Large groups of people were also snapped enjoying Mother’s Day despite the Prime Minister advising people to FaceTime their loved ones instead.

Ahead of Johnson’s daily conference from Downing Street, he reminded Brits of the importance of social distancing.

In a Tweet, Johnson wrote: "We will get through this together, and we will beat the virus.

"To win this fight, we need everyone to follow our advice: as far as possible, we want you to stay at home.

"The more effectively everyone does this, the faster this country will recover."

Coronavirus cases in the UK have now surpassed 4,000, with COVID-19 taking the lives of 243 Brits.

Boris Johnson said London, the most affected area in Britain, is 14 days ahead of the country in terms of transmission.

Johnson had delayed strict measures in favour of a "heard immunity" approached, but quickly changed his mind as cases grew.

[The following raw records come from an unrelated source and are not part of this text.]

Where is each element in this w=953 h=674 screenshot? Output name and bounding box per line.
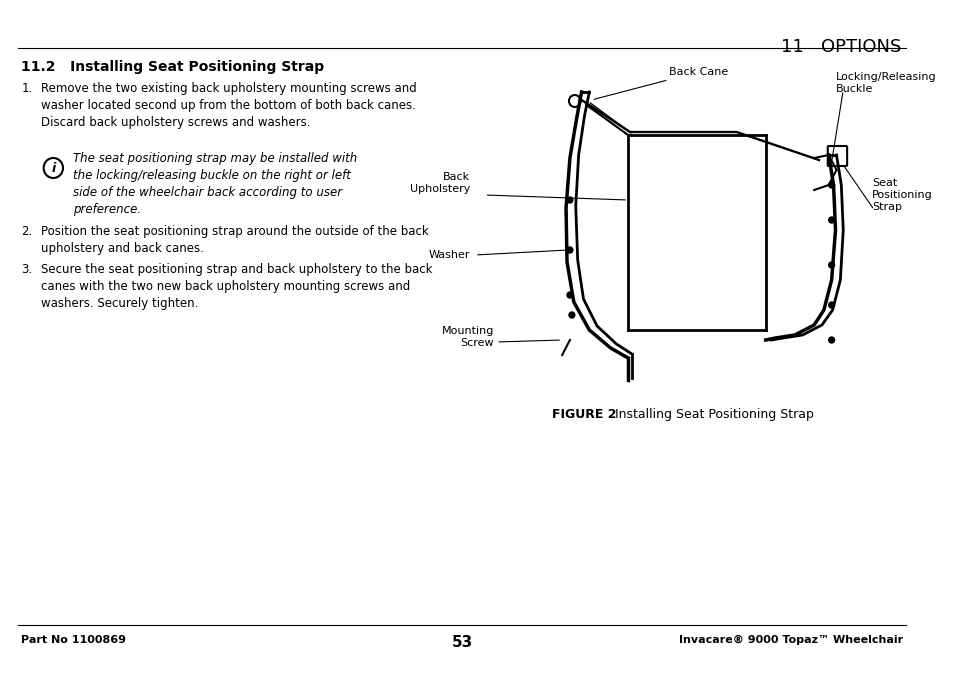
Text: Mounting
Screw: Mounting Screw	[441, 326, 494, 348]
Text: Position the seat positioning strap around the outside of the back
upholstery an: Position the seat positioning strap arou…	[41, 225, 428, 255]
Circle shape	[828, 217, 834, 223]
Circle shape	[566, 292, 572, 298]
Circle shape	[828, 262, 834, 268]
Text: Back Cane: Back Cane	[594, 67, 727, 99]
Text: Washer: Washer	[428, 250, 470, 260]
Text: Seat
Positioning
Strap: Seat Positioning Strap	[871, 178, 932, 212]
Circle shape	[568, 312, 574, 318]
Text: Secure the seat positioning strap and back upholstery to the back
canes with the: Secure the seat positioning strap and ba…	[41, 263, 432, 310]
Text: 11.2   Installing Seat Positioning Strap: 11.2 Installing Seat Positioning Strap	[21, 60, 324, 74]
Text: 11   OPTIONS: 11 OPTIONS	[781, 38, 901, 56]
Text: Back
Upholstery: Back Upholstery	[409, 172, 470, 194]
Text: Remove the two existing back upholstery mounting screws and
washer located secon: Remove the two existing back upholstery …	[41, 82, 416, 129]
Circle shape	[828, 337, 834, 343]
Text: 2.: 2.	[21, 225, 32, 238]
Text: i: i	[51, 162, 55, 175]
Text: Installing Seat Positioning Strap: Installing Seat Positioning Strap	[602, 408, 813, 421]
Text: Locking/Releasing
Buckle: Locking/Releasing Buckle	[835, 72, 935, 94]
Text: 3.: 3.	[21, 263, 32, 276]
Text: 1.: 1.	[21, 82, 32, 95]
Circle shape	[566, 247, 572, 253]
Text: The seat positioning strap may be installed with
the locking/releasing buckle on: The seat positioning strap may be instal…	[72, 152, 356, 216]
Text: Invacare® 9000 Topaz™ Wheelchair: Invacare® 9000 Topaz™ Wheelchair	[679, 635, 902, 645]
Circle shape	[828, 302, 834, 308]
Text: FIGURE 2: FIGURE 2	[552, 408, 617, 421]
Circle shape	[566, 197, 572, 203]
Text: Part No 1100869: Part No 1100869	[21, 635, 126, 645]
Circle shape	[828, 182, 834, 188]
Text: 53: 53	[451, 635, 473, 650]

The aim was to avoid an Italy-like scenario which would not overwhelm the National Health Service and emergency services.

Italy is currently two weeks ahead of the UK, with a death toll of almost 5,000 as of Saturday.

  • Boozy Brits defy coronavirus advice to hit pubs for 'last night of freedom'

He said NHS doctors could soon have to make heartbreaking decision about which patients to treat, like overwhelmed Italian doctors.

Mr Johnson said: "Unless we act together, unless we make the heroic and collective national effort to slow the spread – then it is all too likely that our own NHS will be similarly overwhelmed.

"The Italians have a superb health-care system.

"And yet their doctors and nurses have been completely overwhelmed by the demand."